The system-vector psychology of Yuri Burlan turns insults into gratitude and reveals the essence of the question of how to learn to forgive.

“… while reading messages on Facebook, I saw the name of my ex-Danish husband. For the first time after parting, I didn’t “click” on him in order to inquire about what was happening to him ... The desire was not suppressed, but - “Ah, he ...”, a slight, natural lack of interest ... The ice broke. And will it still be...

... I say the phrase: “What a wonderful family I had in this respect - intelligent mom and dad, no mats, a happy childhood ...” A friend supports: “Of course, you were happy, and your resentment towards your mother, which made you raise your brother, so ... "She still does not have time to finish her phrase, when I suddenly unconsciously say:" Oh, yes, these are such trifles! I can already tell her this (she died 14 years ago) ... A crazy state, and especially Awareness of this state and the depth of what happened.
For so many years at all these trainings (others) I talked with my mother and me, a little girl, and learned to let go and reconcile them with each other, but I didn’t let go, I know. THAT FEELING IN THE HEART WHICH I FELT YESTERDAY - IT WAS FORGIVENESS... I am writing now and crying. But these are good tears. I know that now she will feel good in this infinite Universal soul ... I LOVE YOU, MOM! .. "

The betrayal of a loved one can knock the ground out from under your feet and instantly devastate your soul.
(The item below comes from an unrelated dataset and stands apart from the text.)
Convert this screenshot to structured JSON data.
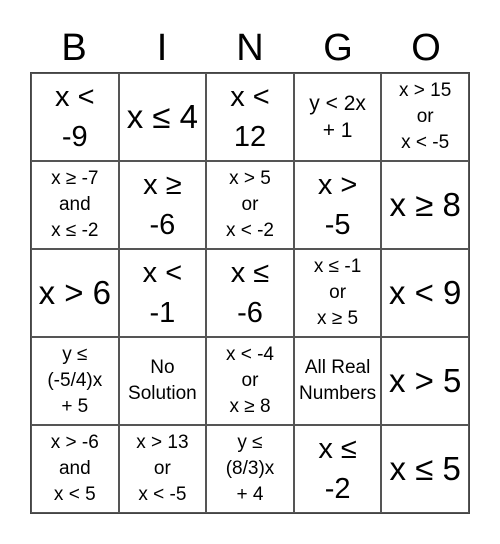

After a while, resentment, anger and a desire for revenge settle in the depths of the soul. Is there a place for forgiveness and is it necessary to forgive betrayal?

How to forgive the betrayal of a loved one?

Only the closest people are capable of betraying us, since it is to them that we turn our backs, not expecting a blow. How to forgive the betrayal of a loved one? First of all, you need to calm down and look at the situation with a sober look. Most likely, the person simply made a mistake or went on about his feelings and, his goal was not to hurt you. Everyone has their weaknesses, and it is much easier to forgive the weak than the evil. In addition, speaking frankly, in betrayal, as well as in treason, at least indirectly, both are to blame. If you hadn't trusted the person so much, if you hadn't made him responsible for yourself and your life, his betrayal would not have been so painful. Both made a mistake, which means that the fault lies not only with the traitor, but also with you.

How to forgive meanness and betrayal?

It is very difficult to forgive meanness and betrayal, and this is due to the fact that you are driven by a feeling of strong resentment and a desire to take revenge. Revenge won't make things easier because it won't lessen your pain.

You can forgive the offender only through analysis and understanding of the reasons that forced you to betray. Perhaps the reason is not on the surface, and you yourself provoked a loved one to do just that. Something in your relationship went wrong if your loved one went to such lengths. Having understood yourself, you can make a knight's move and ask your offender for forgiveness for those things that forced him to betray. As a result, it will become much easier for you.

How to forgive betrayal and reduce pain?

To make it less painful, it is important to understand what has become the biggest problem for you: the very fact that you were betrayed, or the feelings that you experienced at the same time? After carefully analyzing the situation, it may turn out that everything happens in our life on time, when it is necessary, and even betrayal can eventually turn in your favor. The main thing is to make decisions in a calm state, not to accumulate resentment in yourself and not to take revenge on a person, since he can also feel bad. Any betrayal is a signal to reconsider and understand yourself.